Atravesso as mil e uma noites com a coleção de histórias interrompidas. Não era o caso de se enfiar em qualquer buraco. Era o caso de se enfiar na vida. Somos desajeitadas. Somos imperfeitas. E não há perdão para mulheres como nós. O anjo, estabanado, partiu de repente. Agora, somos corpóreas, “realidade inatingível”, improváveis à medida que (às vezes) distanciamos os seios da boca à procura, somos a procura.

E você brinca de sumir entre as risadas. E reaparece com mordidas e cócegas, os cabelos curtos, desfeita. Parente de Hilda? Sim. Mas economiza morcegos. Enfeita o caldeirão com palavrinhas fáceis. Quer atingir em cheio o distraído, ou qualquer alvo. Mas o fogo ilumina, não tem jeito. Há torturas preparadas para cada caso. Foi isto: pensei em te escrever, à toa. Sempre me comove pensar que nos desencontramos. “Como uma dessas cartas extraviadas que, não tendo chegado ao destinatário, podem ser lidas por qualquer um”. Li isso numa obra esquecida no armário da escola, de um autor francês desconhecido.

E (h)ouve Anne. Anne, a primeira que traduzimos. They know I'm something to be caught.

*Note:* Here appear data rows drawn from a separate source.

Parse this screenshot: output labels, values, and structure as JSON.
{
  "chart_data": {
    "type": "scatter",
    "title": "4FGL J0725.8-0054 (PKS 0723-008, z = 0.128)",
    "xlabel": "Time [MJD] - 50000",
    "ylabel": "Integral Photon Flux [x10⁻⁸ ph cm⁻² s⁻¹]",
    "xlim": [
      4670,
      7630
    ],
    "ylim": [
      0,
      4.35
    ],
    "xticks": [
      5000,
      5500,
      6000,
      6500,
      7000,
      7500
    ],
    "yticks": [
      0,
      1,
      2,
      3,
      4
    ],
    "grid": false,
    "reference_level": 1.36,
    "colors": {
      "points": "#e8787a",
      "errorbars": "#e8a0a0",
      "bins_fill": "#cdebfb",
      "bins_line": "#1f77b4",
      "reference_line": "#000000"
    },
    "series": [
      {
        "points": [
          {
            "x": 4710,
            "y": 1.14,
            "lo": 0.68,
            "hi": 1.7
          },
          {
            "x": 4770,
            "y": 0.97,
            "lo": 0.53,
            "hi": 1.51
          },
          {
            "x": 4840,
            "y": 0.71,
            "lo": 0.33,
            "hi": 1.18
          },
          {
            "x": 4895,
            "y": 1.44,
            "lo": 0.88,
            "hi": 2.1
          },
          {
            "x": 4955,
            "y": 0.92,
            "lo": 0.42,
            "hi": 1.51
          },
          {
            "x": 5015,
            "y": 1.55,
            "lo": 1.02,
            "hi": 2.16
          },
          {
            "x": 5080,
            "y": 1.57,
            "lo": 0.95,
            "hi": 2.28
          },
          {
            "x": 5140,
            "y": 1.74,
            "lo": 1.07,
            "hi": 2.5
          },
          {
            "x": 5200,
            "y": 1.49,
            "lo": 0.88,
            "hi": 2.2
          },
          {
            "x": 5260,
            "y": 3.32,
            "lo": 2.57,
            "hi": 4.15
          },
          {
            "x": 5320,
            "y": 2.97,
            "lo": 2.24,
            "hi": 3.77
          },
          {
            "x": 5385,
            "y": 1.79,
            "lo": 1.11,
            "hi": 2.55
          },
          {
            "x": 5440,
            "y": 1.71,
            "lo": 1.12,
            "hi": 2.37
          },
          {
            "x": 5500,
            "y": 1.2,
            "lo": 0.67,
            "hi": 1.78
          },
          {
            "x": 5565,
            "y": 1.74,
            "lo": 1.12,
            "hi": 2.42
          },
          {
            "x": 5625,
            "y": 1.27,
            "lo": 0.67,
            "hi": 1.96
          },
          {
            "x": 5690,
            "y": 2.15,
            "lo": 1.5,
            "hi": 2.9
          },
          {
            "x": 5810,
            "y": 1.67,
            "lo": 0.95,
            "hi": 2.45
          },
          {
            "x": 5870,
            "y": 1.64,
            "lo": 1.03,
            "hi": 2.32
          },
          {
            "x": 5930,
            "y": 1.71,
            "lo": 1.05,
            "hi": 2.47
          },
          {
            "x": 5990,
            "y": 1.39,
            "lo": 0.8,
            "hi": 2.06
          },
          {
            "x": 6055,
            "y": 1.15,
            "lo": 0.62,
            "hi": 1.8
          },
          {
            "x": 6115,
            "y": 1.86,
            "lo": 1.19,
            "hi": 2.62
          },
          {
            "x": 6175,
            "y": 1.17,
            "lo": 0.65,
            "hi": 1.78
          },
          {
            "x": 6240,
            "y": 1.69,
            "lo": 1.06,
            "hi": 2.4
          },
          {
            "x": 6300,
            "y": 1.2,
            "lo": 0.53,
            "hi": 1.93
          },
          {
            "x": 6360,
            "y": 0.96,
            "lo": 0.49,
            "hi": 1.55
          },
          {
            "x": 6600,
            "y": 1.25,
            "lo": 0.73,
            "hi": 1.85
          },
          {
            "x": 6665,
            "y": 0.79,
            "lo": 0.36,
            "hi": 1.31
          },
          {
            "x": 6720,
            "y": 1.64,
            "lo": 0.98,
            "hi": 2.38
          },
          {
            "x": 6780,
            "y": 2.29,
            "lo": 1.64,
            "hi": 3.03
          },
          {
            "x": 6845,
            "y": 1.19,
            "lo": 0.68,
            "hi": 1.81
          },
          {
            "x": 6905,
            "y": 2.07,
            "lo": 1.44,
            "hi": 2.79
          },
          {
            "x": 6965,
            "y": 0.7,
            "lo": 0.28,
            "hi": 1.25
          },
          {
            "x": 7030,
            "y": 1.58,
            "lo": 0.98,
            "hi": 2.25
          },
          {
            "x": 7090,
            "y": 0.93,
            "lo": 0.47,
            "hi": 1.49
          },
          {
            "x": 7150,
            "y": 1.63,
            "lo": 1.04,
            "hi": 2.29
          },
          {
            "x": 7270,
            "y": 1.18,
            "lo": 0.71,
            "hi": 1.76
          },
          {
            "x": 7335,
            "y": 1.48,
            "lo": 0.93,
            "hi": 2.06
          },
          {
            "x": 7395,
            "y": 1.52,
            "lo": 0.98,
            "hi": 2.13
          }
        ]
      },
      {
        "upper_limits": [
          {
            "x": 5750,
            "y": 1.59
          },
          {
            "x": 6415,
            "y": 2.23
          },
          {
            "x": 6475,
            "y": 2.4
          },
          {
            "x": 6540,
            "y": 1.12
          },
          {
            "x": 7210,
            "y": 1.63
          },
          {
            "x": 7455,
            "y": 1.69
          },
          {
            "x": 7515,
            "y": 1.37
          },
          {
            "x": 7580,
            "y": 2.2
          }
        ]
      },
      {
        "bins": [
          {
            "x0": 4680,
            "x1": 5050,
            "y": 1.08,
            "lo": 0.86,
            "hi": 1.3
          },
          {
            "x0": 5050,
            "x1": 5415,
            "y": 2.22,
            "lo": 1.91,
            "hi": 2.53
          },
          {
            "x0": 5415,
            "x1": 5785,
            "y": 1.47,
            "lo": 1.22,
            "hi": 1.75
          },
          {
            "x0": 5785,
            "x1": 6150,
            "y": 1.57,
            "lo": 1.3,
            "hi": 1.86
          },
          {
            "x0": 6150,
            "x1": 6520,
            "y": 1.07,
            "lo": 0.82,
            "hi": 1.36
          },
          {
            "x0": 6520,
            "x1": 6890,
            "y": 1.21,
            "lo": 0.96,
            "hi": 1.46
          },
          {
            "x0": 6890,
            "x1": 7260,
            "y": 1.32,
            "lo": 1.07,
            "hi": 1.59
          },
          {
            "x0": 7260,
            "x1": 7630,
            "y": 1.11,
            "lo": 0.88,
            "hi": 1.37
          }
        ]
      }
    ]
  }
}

Você não pode ouvir tudo. Vai ficar aí, encantada no desespero, enquanto enfrento as temidas necessidades frugais e mantenho (ao menos uma pequena) distância do marchemélou. Você ainda não pode ouvir tudo. E eu não aprendi o assobio do consolo. Em 2033, se houver mundo e nenhum acidente fatal, terei 49 anos. 49, inteirinhos, descascados, sem disfarce. Dentro de 23 anos.

23.

Você ainda não pode ouvir tudo. Você diz: “Por afrontamento do desejo/insisto na maldade de escrever”. E eu aqui, na Certeza de Fazer o Mal, colo o beijo frio na sua testa quente, exponho nossa protuberância.

Até mais tarde.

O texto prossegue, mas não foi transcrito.